My Dear Professor Hawking:

Let me be one of the first to congratulate you on your receipt of the Presidential Medal of Freedom. It’s well-deserved, I’m sure. Please give the President my warmest regards when you see him and also inquire as to whether he has firmed up a departure date for our shuttle trip to the space station. I need a little advance notice so that I can put in my vacation request at work. Some of us don’t have the luxury of skipping town whenever the impulse strikes.

Incidentally, you might want to consider wearing your newly-acquired medal for the fight. Television audiences love their bling. And it might make you seem a little less pathetic after you crumble like a stale cookie, unable to withstand my brutal lesson in physics.

Salutations & Felicitations,
MS

Jul 292009
 

Here’s what I take away from the latest NYT/CBS poll on health care: people are quite capable of holding two completely opposing beliefs simultaneously. To wit:

In one finding, 75 percent of respondents said they were concerned that the cost of their own health care would eventually go up if the government did not create a system of providing health care for all Americans. But in another finding, 77 percent said they were concerned that the cost of health care would go up if the government did create such a system.

As a whole, Americans are deeply ambivalent of government’s ability to implement any kind of complicated social program. That’s what thirty years of conservative ideologues bashing government will get you. But once those programs are up and running, they tend to be pretty popular. Nobody talks seriously about eliminating Medicare or Social Security anymore because it would be political suicide. But we have a high tolerance for putting up with intolerable situations. As intolerable as our current health care system is, it is familiar. It’s like that beater car you once had; the one that leaked oil and pulled to the right and always needed a jump when the temperature dipped below freezing. It got you from place to place, but just barely.
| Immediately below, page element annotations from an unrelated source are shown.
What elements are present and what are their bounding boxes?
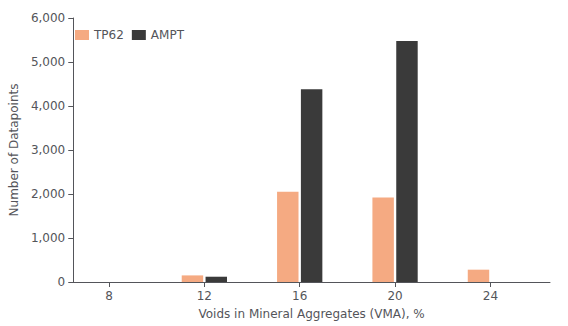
svg-text:1,000: 1,000 — [31, 231, 65, 245]
svg-text:12: 12 — [197, 289, 212, 303]
svg-text:2,000: 2,000 — [31, 187, 65, 201]
svg-text:3,000: 3,000 — [31, 143, 65, 157]
svg-text:AMPT: AMPT — [151, 28, 185, 42]
svg-text:4,000: 4,000 — [31, 99, 65, 113]
svg-text:20: 20 — [387, 289, 402, 303]
svg-text:8: 8 — [105, 289, 113, 303]
svg-text:6,000: 6,000 — [31, 11, 65, 25]
svg-text:24: 24 — [483, 289, 498, 303]
svg-text:0: 0 — [58, 275, 66, 289]
svg-text:16: 16 — [292, 289, 307, 303]
svg-text:5,000: 5,000 — [31, 55, 65, 69]
svg-text:Voids in Mineral Aggregates (V: Voids in Mineral Aggregates (VMA), % — [198, 307, 424, 321]
svg-text:TP62: TP62 — [93, 28, 124, 42]
svg-text:Number of Datapoints: Number of Datapoints — [7, 84, 21, 217]
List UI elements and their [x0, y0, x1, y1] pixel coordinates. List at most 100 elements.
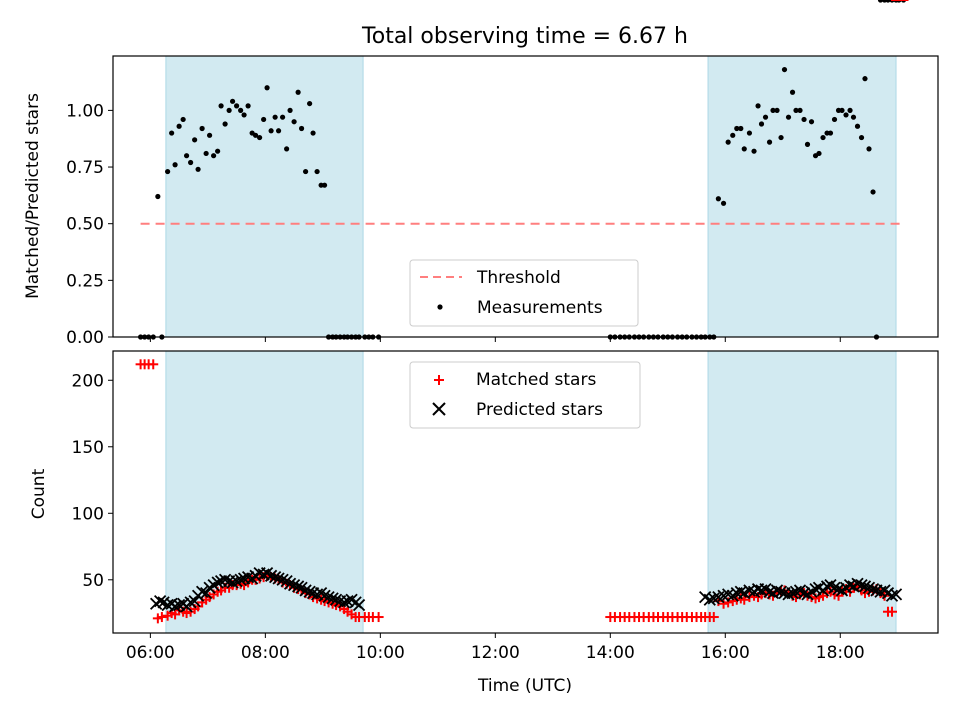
predicted-star-point — [352, 598, 366, 612]
top-axes-frame — [112, 55, 939, 338]
measurement-point — [298, 125, 305, 132]
measurement-point — [850, 114, 857, 120]
top-y-axis-label: Matched/Predicted stars — [23, 93, 43, 299]
measurement-point — [858, 134, 865, 141]
predicted-star-point — [862, 581, 876, 594]
measurement-point — [866, 146, 872, 152]
measurement-point — [758, 121, 765, 127]
measurement-point — [774, 107, 780, 113]
x-tick-label: 12:00 — [471, 643, 520, 663]
predicted-star-point — [703, 593, 716, 606]
predicted-star-point — [195, 585, 209, 598]
x-tick-label: 16:00 — [701, 643, 750, 663]
measurement-point — [734, 125, 740, 132]
measurement-point — [264, 85, 270, 91]
measurement-point — [172, 162, 178, 168]
measurement-point — [284, 146, 290, 152]
measurement-point — [804, 141, 811, 147]
predicted-star-point — [268, 570, 282, 584]
predicted-star-point — [322, 590, 335, 604]
measurement-point — [275, 128, 282, 134]
measurement-point — [746, 130, 753, 136]
measurement-point — [180, 116, 186, 123]
measurement-point — [268, 128, 274, 134]
measurement-point — [199, 125, 205, 132]
predicted-star-point — [188, 594, 201, 608]
measurement-point — [245, 103, 251, 109]
legend-matched-label: Matched stars — [476, 370, 596, 390]
matched-star-point — [723, 597, 734, 608]
measurement-point — [808, 119, 815, 125]
predicted-star-point — [291, 580, 305, 593]
measurement-point — [279, 114, 286, 120]
bottom-y-tick-label: 150 — [72, 438, 104, 458]
measurement-point — [715, 196, 721, 202]
bottom-y-axis-label: Count — [29, 468, 49, 519]
measurement-point — [218, 103, 224, 109]
predicted-star-point — [828, 581, 841, 594]
measurement-point — [751, 148, 757, 154]
matched-star-point — [156, 612, 167, 623]
measurement-point — [206, 132, 213, 138]
measurement-point — [310, 130, 316, 136]
predicted-star-point — [276, 573, 289, 586]
x-tick-label: 06:00 — [126, 643, 175, 663]
measurement-point — [770, 107, 776, 113]
measurement-point — [169, 130, 175, 136]
measurement-point — [741, 146, 747, 152]
measurement-point — [755, 103, 761, 109]
measurement-point — [885, 0, 891, 3]
matched-star-point — [373, 612, 384, 623]
measurement-point — [816, 150, 822, 157]
measurement-point — [781, 66, 788, 73]
predicted-star-point — [326, 592, 339, 605]
measurement-point — [789, 89, 796, 95]
measurement-point — [847, 107, 853, 113]
matched-star-point — [148, 359, 159, 370]
predicted-star-point — [889, 588, 903, 601]
measurement-point — [862, 76, 868, 82]
legend-matched-swatch — [434, 375, 444, 385]
predicted-star-point — [329, 593, 343, 606]
predicted-star-point — [318, 589, 331, 602]
measurement-point — [314, 168, 320, 175]
top-y-tick-label: 0.25 — [66, 271, 104, 291]
measurement-point — [188, 159, 194, 166]
matched-star-point — [718, 598, 729, 609]
matched-star-point — [708, 612, 719, 623]
measurement-point — [820, 134, 826, 141]
x-tick-label: 08:00 — [241, 643, 290, 663]
measurement-point — [229, 98, 236, 104]
predicted-star-point — [337, 596, 351, 609]
predicted-star-point — [230, 574, 243, 588]
measurement-point — [203, 150, 209, 157]
legend-measurements-label: Measurements — [477, 298, 603, 318]
measurement-point — [785, 114, 792, 120]
measurement-point — [843, 112, 849, 118]
measurement-point — [155, 193, 161, 200]
measurement-point — [261, 116, 267, 123]
bottom-axes-frame — [112, 350, 939, 634]
predicted-star-point — [855, 578, 868, 592]
top-observing-window-1 — [165, 55, 364, 338]
predicted-star-point — [226, 576, 239, 589]
predicted-star-point — [782, 588, 795, 601]
bottom-y-tick-label: 50 — [82, 571, 104, 591]
bottom-y-tick-label: 200 — [72, 371, 104, 391]
measurement-point — [877, 0, 884, 3]
predicted-star-point — [272, 572, 285, 585]
predicted-star-point — [851, 577, 864, 590]
measurement-point — [226, 107, 232, 113]
measurement-point — [234, 103, 240, 109]
bottom-legend: Matched stars Predicted stars — [409, 361, 641, 429]
bottom-y-tick-label: 100 — [72, 504, 104, 524]
top-y-tick-label: 0.50 — [66, 215, 104, 235]
predicted-star-point — [717, 589, 730, 602]
predicted-star-point — [303, 585, 316, 598]
x-tick-label: 18:00 — [816, 643, 865, 663]
measurement-point — [793, 107, 799, 113]
measurement-point — [827, 130, 834, 136]
measurement-point — [839, 107, 845, 113]
top-observing-window-2 — [707, 55, 897, 338]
If Congress can pass a decent reform bill, it could go a long way towards restoring our faith in good government. I’m just worried that decades of declining expectations for civil institutions of any kind have left us incapable of imagining something better for ourselves.

Jul 282009
 

Still waiting for that elite unit of Scandinavian nurses to arrive. I’m assuming they got held up in customs and will show up at my door before long. It had better be soon because the water for my sponge bath is getting cold.

Jul 272009
 

My body and I are on pretty familiar terms and I’ve learned to pay attention to its early-warning system. A nagging tingling in the back of my nose is the usually first sign of a cold virus taking up residence in my body. Then comes a certain lack of focus. An e-mail that would usually take me five minutes to write suddenly takes ten or fifteen. Then the sneezing begins. That sums up how things went at the office today. A sick day is in order for tomorrow, along with plenty of fluids and next month’s book club selection. Please send vitamin C tablets and an elite unit of Scandinavian nurses clad only in fishnets and silk camisoles.

Jul 262009
 

As obsessed as I am with pop culture, I really should make a point to go to Comic-Con one of these years. I’ve been catching up on the coverage from this year’s Con and it sounds like my kind of scene (although I could do without all the Twilight fanatics). It would be a memorable experience, right up to and including the moment I get bounced out of the convention hall for putting the moves on the cute brunette dressed up in the Princess Leia slave outfit. Perhaps some dreams are better left unrealized. In the meantime, I’ll have to settle for watching awesome lightbike sequence from the trailer for the upcoming Tron movie and waiting patiently for the Shepherd Book comic.